Looking at the above figure, from top to bottom:

- The results from the Profiler object: This shows the execution time for each task as a rectangle, organized along the y-axis by worker (in this case threads). Similar tasks are grouped by color and, by hovering over each task, one can see the key and task that each block represents.
- The results from the ResourceProfiler object: This shows two lines, one for total CPU percentage used by all the workers, and one for total memory usage.
- The results from the CacheProfiler object: This shows a line for each task group, plotting the sum of the current metric in the cache against time. In this case it’s the default metric (count) and the lines represent the number of each object in the cache at time. Note that the grouping and coloring is the same as for the Profiler plot, and that the task represented by each line can be found by hovering over the line.

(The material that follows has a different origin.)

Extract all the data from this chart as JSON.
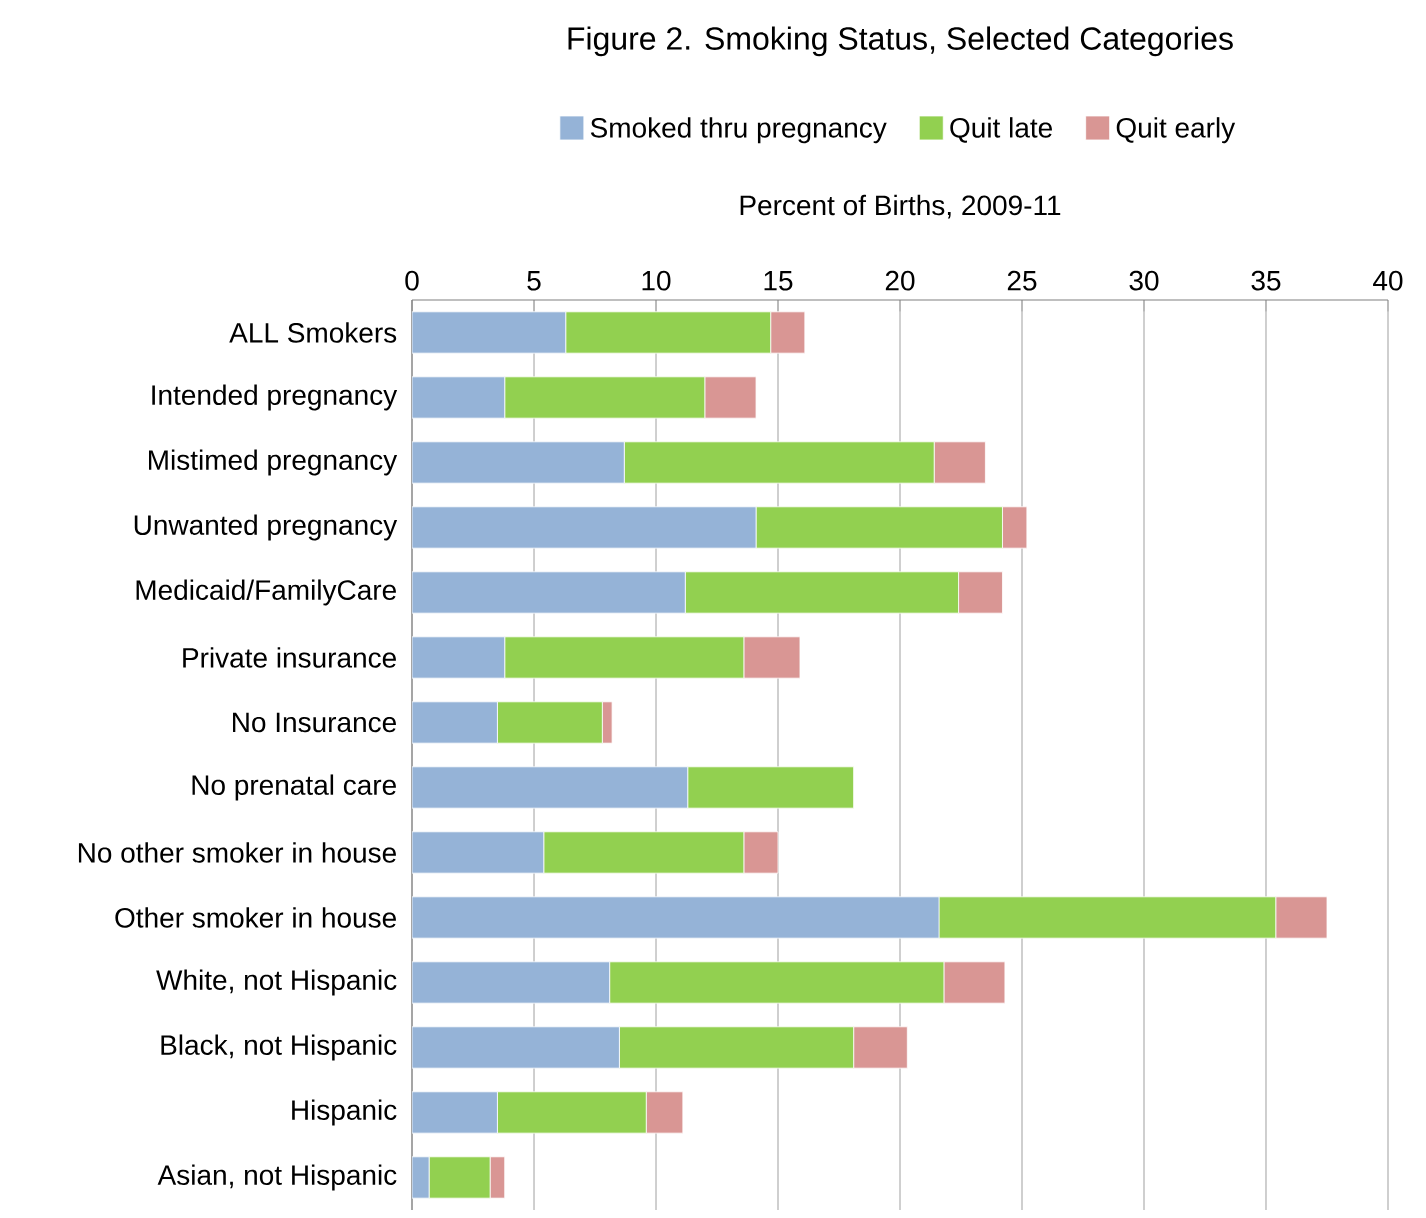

From these plots we can see that the initial tasks (calls to numpy.random.random and numpy.linalg.qr for each chunk) are run concurrently, but only use slightly more than 100% CPU. This is because the call to numpy.linalg.qr currently doesn’t release the Global Interpreter Lock (GIL), so those calls can’t truly be done in parallel. Next, there’s a reduction step where all the blocks are combined. This requires all the results from the first step to be held in memory, as shown by the increased number of results in the cache, and increase in memory usage. Immediately after this task ends, the number of elements in the cache decreases, showing that they were only needed for this step. Finally, there’s an interleaved set of calls to dot and sum. Looking at the CPU plot, it shows that these run both concurrently and in parallel, as the CPU percentage spikes up to around 350%.